Poem for a Cloudy Monday: Far Away


FAR AWAY

When I answered that I came from "far away,"
The policeman at the roadblock snapped, "Where's that?"
He'd only half heard what I said and thought
It was the name of some place up the country.

And now it is-- both where I have been living
And where I left-- a distance still to go
Like star-light that is light-years on the go
From far away and takes light-years arriving.

                             ---- Seamus Heaney

This poem was published in December 1994 in The New Yorker. For over a decade I carried it with me, read it out before I read my own poems at readings. It was my touchstone for a life that had led me in a half dozen different geographies. The poem imbued me with a magical faith that I would someday arrive at home. I've now lived in Seattle for eleven years. Eleven! Somewhere in the last few years I lost my cutout New Yorker poem and although I own (I think) all of Heaney's books, this poem seems never to have been published in a collection. Now that the New Yorker offers their archives to all subscribers, I was able to reunite with this poem.
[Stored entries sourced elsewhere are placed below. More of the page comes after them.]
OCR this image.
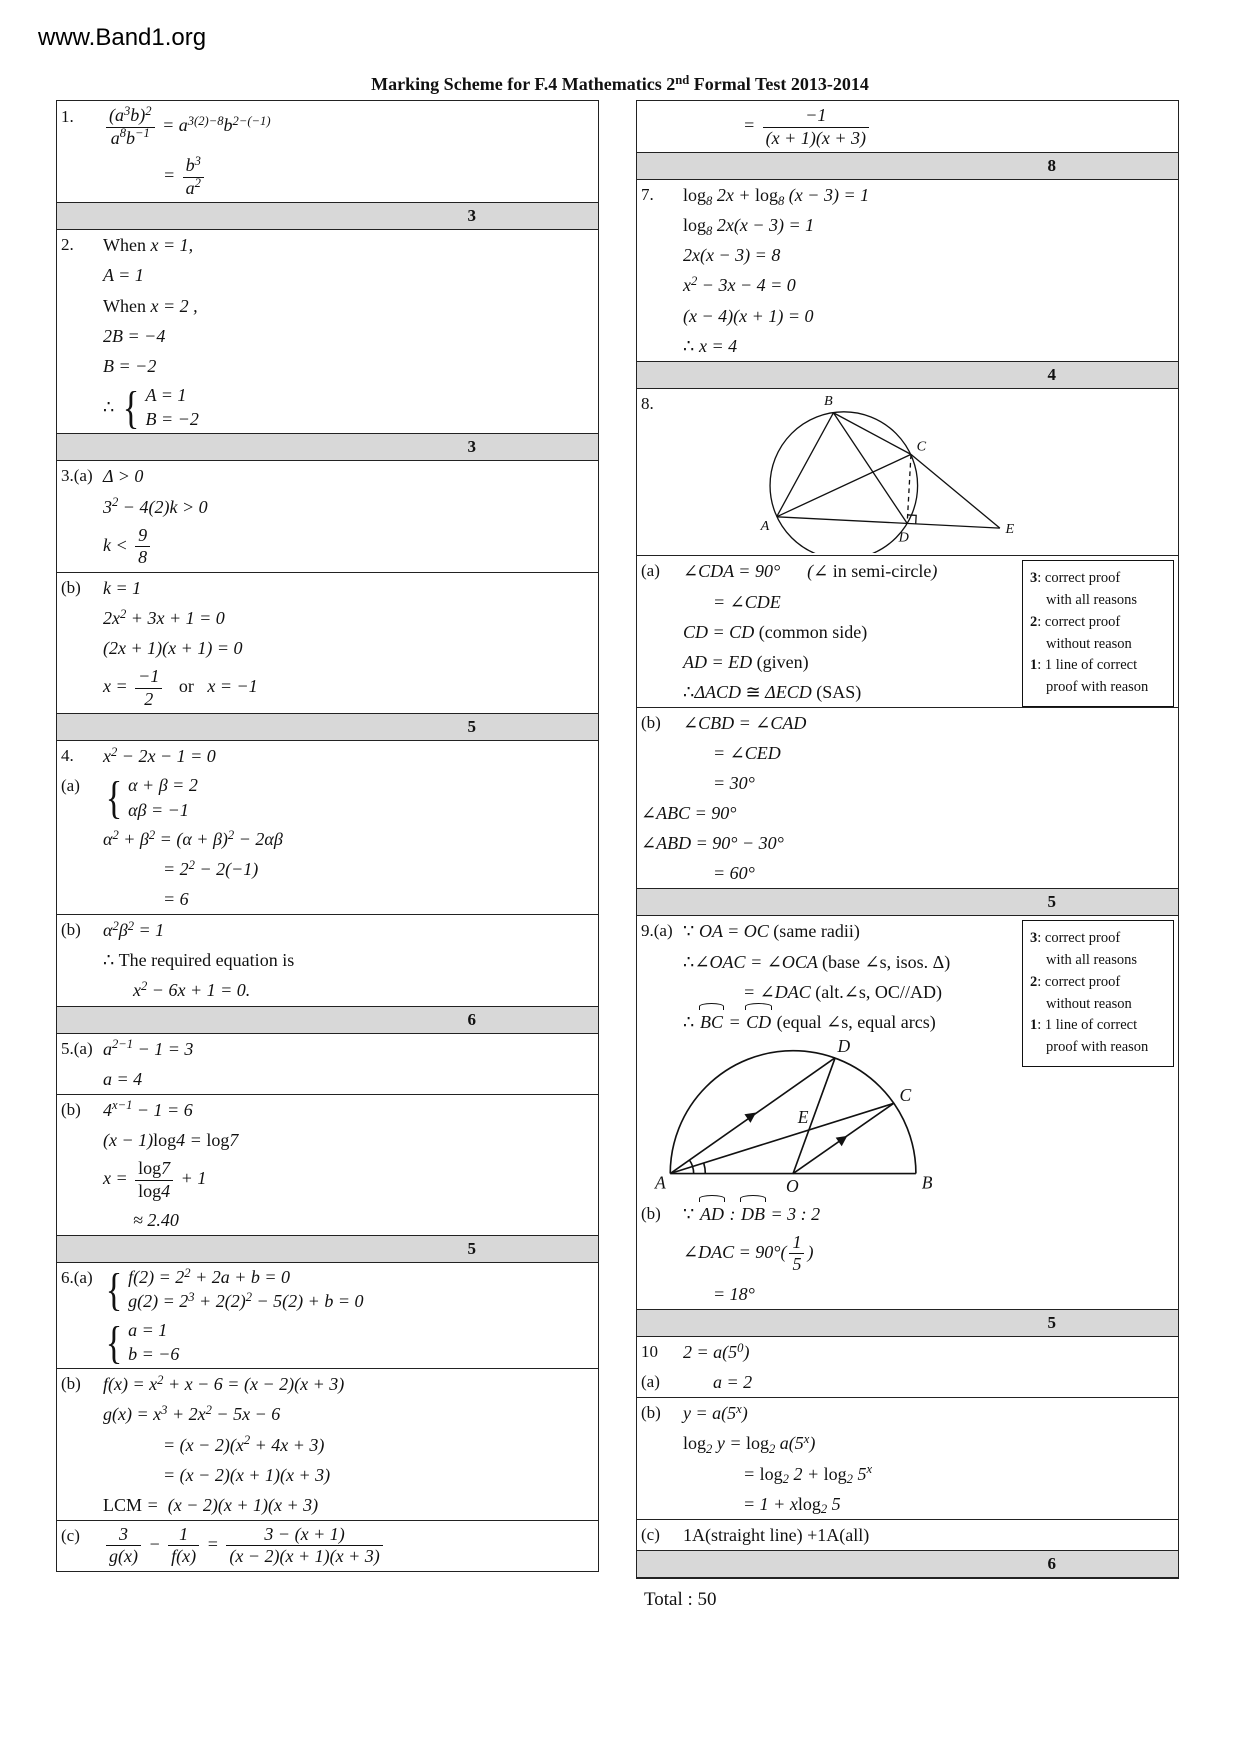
www.Band1.org
Marking Scheme for F.4 Mathematics 2nd Formal Test 2013-2014
1.	$\frac{(a^3b)^2}{a^8b^{-1}} = a^{3(2)-8}b^{2-(-1)}$
= $\frac{b^3}{a^2}$
3
2.	When x = 1,
A = 1
When x = 2 ,
2B = −4
B = −2
∴ { A = 1
B = −2
3
3.(a) Δ > 0
$3^2 - 4(2)k > 0$
$k < \frac{9}{8}$
(b)	k = 1
$2x^2 + 3x + 1 = 0$
(2x + 1)(x + 1) = 0
$x = \frac{-1}{2}$ or x = −1
5
4.	$x^2 - 2x - 1 = 0$
(a) { α + β = 2
αβ = −1
$\alpha^2 + \beta^2 = (\alpha + \beta)^2 - 2\alpha\beta$
= $2^2 - 2(-1)$
= 6
(b)	$\alpha^2\beta^2 = 1$
∴ The required equation is
$x^2 - 6x + 1 = 0$.
6
5.(a) $a^{2-1} - 1 = 3$
a = 4
(b)	$4^{x-1} - 1 = 6$
(x − 1)log4 = log7
$x = \frac{\log 7}{\log 4} + 1$
≈ 2.40
5
6.(a) { $f(2) = 2^2 + 2a + b = 0$
$g(2) = 2^3 + 2(2)^2 - 5(2) + b = 0$
{ a = 1
b = −6
(b)	$f(x) = x^2 + x - 6 = (x - 2)(x + 3)$
$g(x) = x^3 + 2x^2 - 5x - 6$
= $(x - 2)(x^2 + 4x + 3)$
= (x − 2)(x + 1)(x + 3)
LCM = (x − 2)(x + 1)(x + 3)
(c)	$\frac{3}{g(x)} - \frac{1}{f(x)} = \frac{3 - (x + 1)}{(x - 2)(x + 1)(x + 3)}$
= $\frac{-1}{(x + 1)(x + 3)}$
8
7.	log8 2x + log8 (x − 3) = 1
log8 2x(x − 3) = 1
2x(x − 3) = 8
$x^2 - 3x - 4 = 0$
(x − 4)(x + 1) = 0
∴ x = 4
4
8.
A
B
C
D
E
3: correct proof
with all reasons
2: correct proof
without reason
1: 1 line of correct
proof with reason
(a)	∠CDA = 90° (∠ in semi-circle)
= ∠CDE
CD = CD (common side)
AD = ED (given)
∴ΔACD ≅ ΔECD (SAS)
(b)	∠CBD = ∠CAD
= ∠CED
= 30°
∠ABC = 90°
∠ABD = 90° − 30°
= 60°
5
3: correct proof
with all reasons
2: correct proof
without reason
1: 1 line of correct
proof with reason
9.(a) ∵ OA = OC (same radii)
∴∠OAC = ∠OCA (base ∠s, isos. Δ)
= ∠DAC (alt.∠s, OC//AD)
∴ BC = CD (equal ∠s, equal arcs)
A	B
O
D
C
E
(b)	∵ AD : DB = 3 : 2
∠DAC = $90^\circ( \frac{1}{5}$ )
= 18°
5
10	$2 = a(5^0)$
(a)	a = 2
(b)	$y = a(5^x)$
log2 y = log2 $a(5^x)$
= log2 2 + log2 $5^x$
= 1 + xlog2 5
(c)	1A(straight line) +1A(all)
6
Total : 50
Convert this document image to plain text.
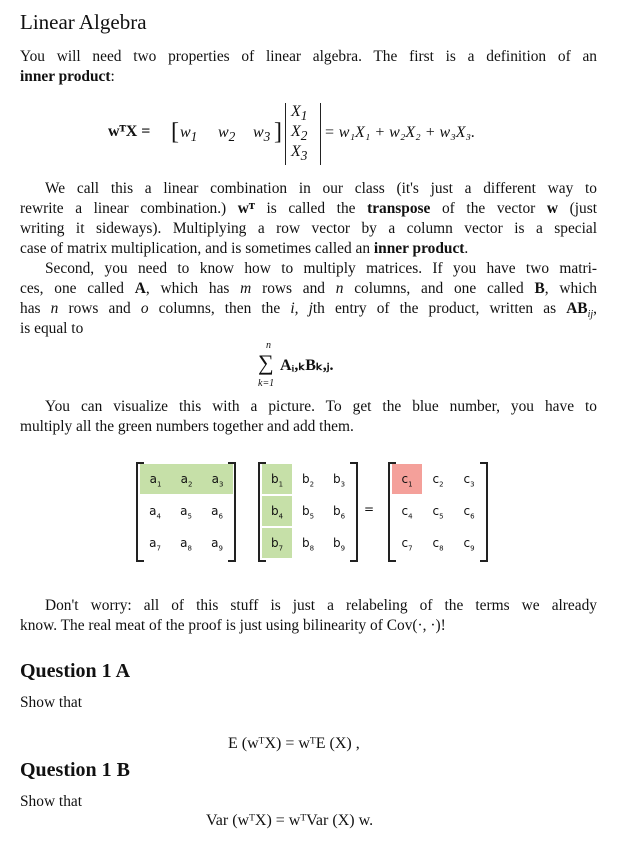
Linear Algebra
You will need two properties of linear algebra. The first is a definition of an
inner product:
We call this a linear combination in our class (it's just a different way to
rewrite a linear combination.) wᵀ is called the transpose of the vector w (just
writing it sideways). Multiplying a row vector by a column vector is a special
case of matrix multiplication, and is sometimes called an inner product.
Second, you need to know how to multiply matrices. If you have two matri-
ces, one called A, which has m rows and n columns, and one called B, which
has n rows and o columns, then the i, jth entry of the product, written as $AB_{ij}$,
is equal to
You can visualize this with a picture. To get the blue number, you have to
multiply all the green numbers together and add them.
Don't worry: all of this stuff is just a relabeling of the terms we already
know. The real meat of the proof is just using bilinearity of Cov(·, ·)!
wᵀX = [ $w_1$ $w_2$ $w_3$ ]
$X_1$
$X_2$
$X_3$
= w₁X₁ + w₂X₂ + w₃X₃.
n
∑ Aᵢ,ₖBₖ,ⱼ.
k=1
$a_1$	$a_2$	$a_3$
$a_4$	$a_5$	$a_6$
$a_7$	$a_8$	$a_9$
$b_1$	$b_2$	$b_3$
$b_4$	$b_5$	$b_6$
$b_7$	$b_8$	$b_9$
$c_1$	$c_2$	$c_3$
$c_4$	$c_5$	$c_6$
$c_7$	$c_8$	$c_9$
=
Question 1 A
Show that
E (wᵀX) = wᵀE (X) ,
Question 1 B
Show that
Var (wᵀX) = wᵀVar (X) w.
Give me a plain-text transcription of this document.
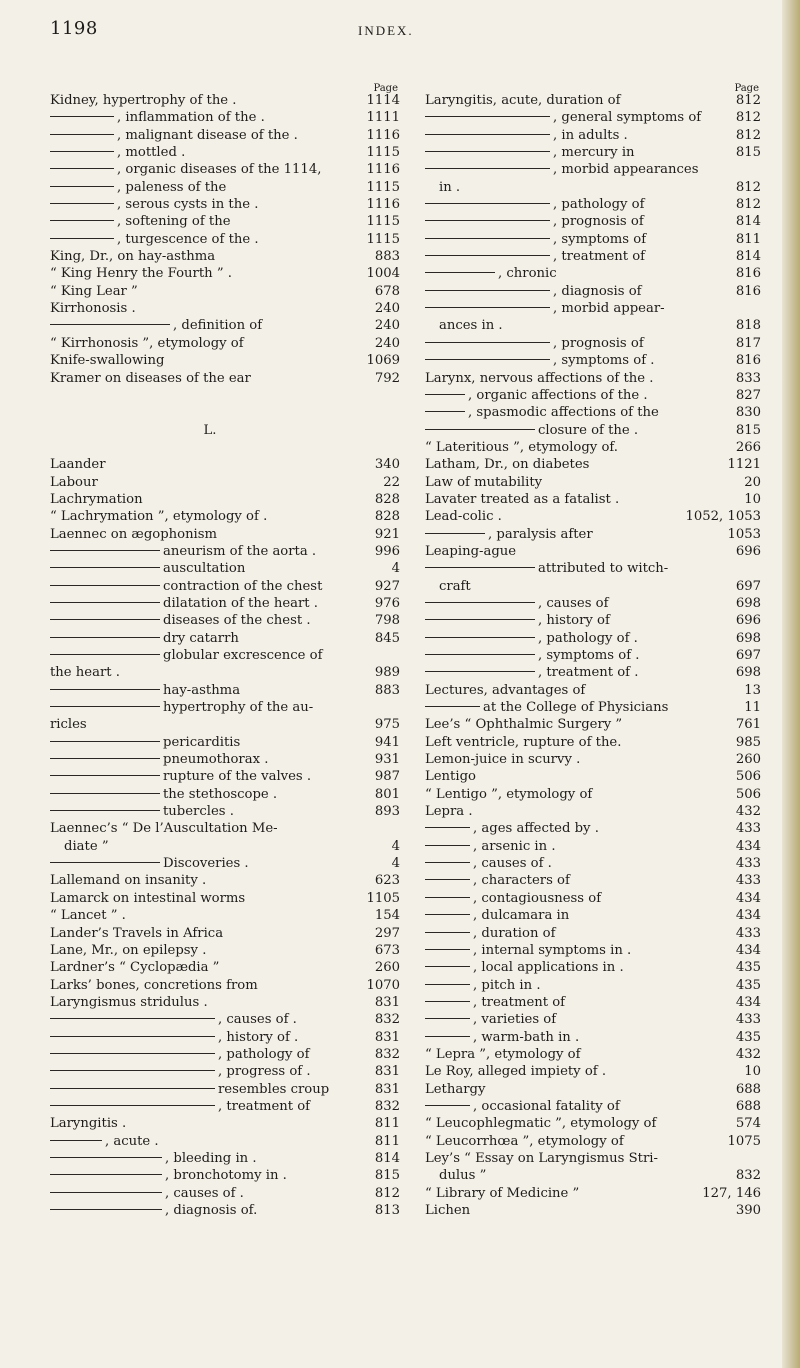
1198	INDEX.
Page
Kidney, hypertrophy of the .	1114
, inflammation of the .	1111
, malignant disease of the .	1116
, mottled .	1115
, organic diseases of the 1114,	1116
, paleness of the	1115
, serous cysts in the .	1116
, softening of the	1115
, turgescence of the .	1115
King, Dr., on hay-asthma	883
“ King Henry the Fourth ” .	1004
“ King Lear ”	678
Kirrhonosis .	240
, definition of	240
“ Kirrhonosis ”, etymology of	240
Knife-swallowing	1069
Kramer on diseases of the ear	792
L.
Laander	340
Labour	22
Lachrymation	828
“ Lachrymation ”, etymology of .	828
Laennec on ægophonism	921
aneurism of the aorta .	996
auscultation	4
contraction of the chest	927
dilatation of the heart .	976
diseases of the chest .	798
dry catarrh	845
globular excrescence of
the heart .	989
hay-asthma	883
hypertrophy of the au-
ricles	975
pericarditis	941
pneumothorax .	931
rupture of the valves .	987
the stethoscope .	801
tubercles .	893
Laennec’s “ De l’Auscultation Me-
diate ”	4
Discoveries .	4
Lallemand on insanity .	623
Lamarck on intestinal worms	1105
“ Lancet ” .	154
Lander’s Travels in Africa	297
Lane, Mr., on epilepsy .	673
Lardner’s “ Cyclopædia ”	260
Larks’ bones, concretions from	1070
Laryngismus stridulus .	831
, causes of .	832
, history of .	831
, pathology of	832
, progress of .	831
resembles croup	831
, treatment of	832
Laryngitis .	811
, acute .	811
, bleeding in .	814
, bronchotomy in .	815
, causes of .	812
, diagnosis of.	813
Page
Laryngitis, acute, duration of	812
, general symptoms of	812
, in adults .	812
, mercury in	815
, morbid appearances
in .	812
, pathology of	812
, prognosis of	814
, symptoms of	811
, treatment of	814
, chronic	816
, diagnosis of	816
, morbid appear-
ances in .	818
, prognosis of	817
, symptoms of .	816
Larynx, nervous affections of the .	833
, organic affections of the .	827
, spasmodic affections of the	830
closure of the .	815
“ Lateritious ”, etymology of.	266
Latham, Dr., on diabetes	1121
Law of mutability	20
Lavater treated as a fatalist .	10
Lead-colic .	1052, 1053
, paralysis after	1053
Leaping-ague	696
attributed to witch-
craft	697
, causes of	698
, history of	696
, pathology of .	698
, symptoms of .	697
, treatment of .	698
Lectures, advantages of	13
at the College of Physicians	11
Lee’s “ Ophthalmic Surgery ”	761
Left ventricle, rupture of the.	985
Lemon-juice in scurvy .	260
Lentigo	506
“ Lentigo ”, etymology of	506
Lepra .	432
, ages affected by .	433
, arsenic in .	434
, causes of .	433
, characters of	433
, contagiousness of	434
, dulcamara in	434
, duration of	433
, internal symptoms in .	434
, local applications in .	435
, pitch in .	435
, treatment of	434
, varieties of	433
, warm-bath in .	435
“ Lepra ”, etymology of	432
Le Roy, alleged impiety of .	10
Lethargy	688
, occasional fatality of	688
“ Leucophlegmatic ”, etymology of	574
“ Leucorrhœa ”, etymology of	1075
Ley’s “ Essay on Laryngismus Stri-
dulus ”	832
“ Library of Medicine ”	127, 146
Lichen	390
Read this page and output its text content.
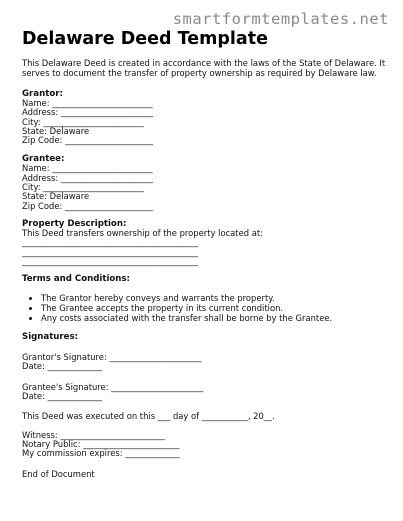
smartformtemplates.net
Delaware Deed Template
This Delaware Deed is created in accordance with the laws of the State of Delaware. It
serves to document the transfer of property ownership as required by Delaware law.
Grantor:
Name: ________________________
Address: ______________________
City: ________________________
State: Delaware
Zip Code: _____________________
Grantee:
Name: ________________________
Address: ______________________
City: ________________________
State: Delaware
Zip Code: _____________________
Property Description:
This Deed transfers ownership of the property located at:
__________________________________________
__________________________________________
__________________________________________
Terms and Conditions:
• The Grantor hereby conveys and warrants the property.
• The Grantee accepts the property in its current condition.
• Any costs associated with the transfer shall be borne by the Grantee.
Signatures:
Grantor's Signature: ______________________
Date: _____________
Grantee's Signature: ______________________
Date: _____________
This Deed was executed on this ___ day of ___________, 20__.
Witness: _________________________
Notary Public: _______________________
My commission expires: _____________
End of Document
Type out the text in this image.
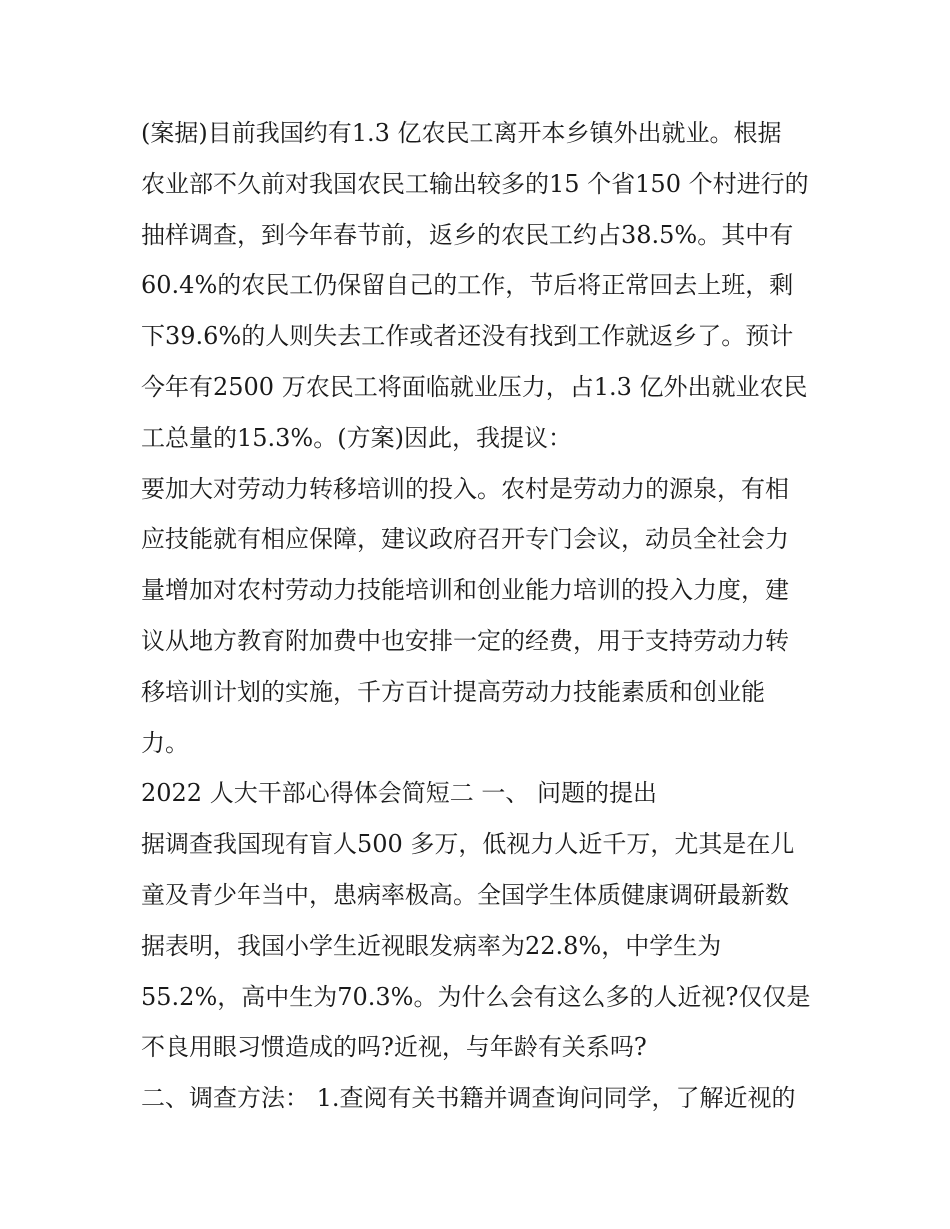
(案据)目前我国约有1.3 亿农民工离开本乡镇外出就业。根据
农业部不久前对我国农民工输出较多的15 个省150 个村进行的
抽样调查，到今年春节前，返乡的农民工约占38.5%。其中有
60.4%的农民工仍保留自己的工作，节后将正常回去上班，剩
下39.6%的人则失去工作或者还没有找到工作就返乡了。预计
今年有2500 万农民工将面临就业压力，占1.3 亿外出就业农民
工总量的15.3%。(方案)因此，我提议：
要加大对劳动力转移培训的投入。农村是劳动力的源泉，有相
应技能就有相应保障，建议政府召开专门会议，动员全社会力
量增加对农村劳动力技能培训和创业能力培训的投入力度，建
议从地方教育附加费中也安排一定的经费，用于支持劳动力转
移培训计划的实施，千方百计提高劳动力技能素质和创业能
力。
2022 人大干部心得体会简短二 一、 问题的提出
据调查我国现有盲人500 多万，低视力人近千万，尤其是在儿
童及青少年当中，患病率极高。全国学生体质健康调研最新数
据表明，我国小学生近视眼发病率为22.8%，中学生为
55.2%，高中生为70.3%。为什么会有这么多的人近视?仅仅是
不良用眼习惯造成的吗?近视，与年龄有关系吗?
二、调查方法： 1.查阅有关书籍并调查询问同学，了解近视的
I love how the geography is both the border crossing that (was) between the Republic of Ireland and Northern Ireland as well as metaphorical. I love the music, the rhyme, the double-barreled words. I love that I now believe I've arrived where I was meant to be all along.

Comments

  1. What a delightful post.

    Congratulations on your VerseDaily poem. I enjoyed it very much.

    ReplyDelete
  2. Thank you, Maureen;

    I really appreciate knowing that you are reading and enjoying my posts. It means a good deal to me. I love getting your comments.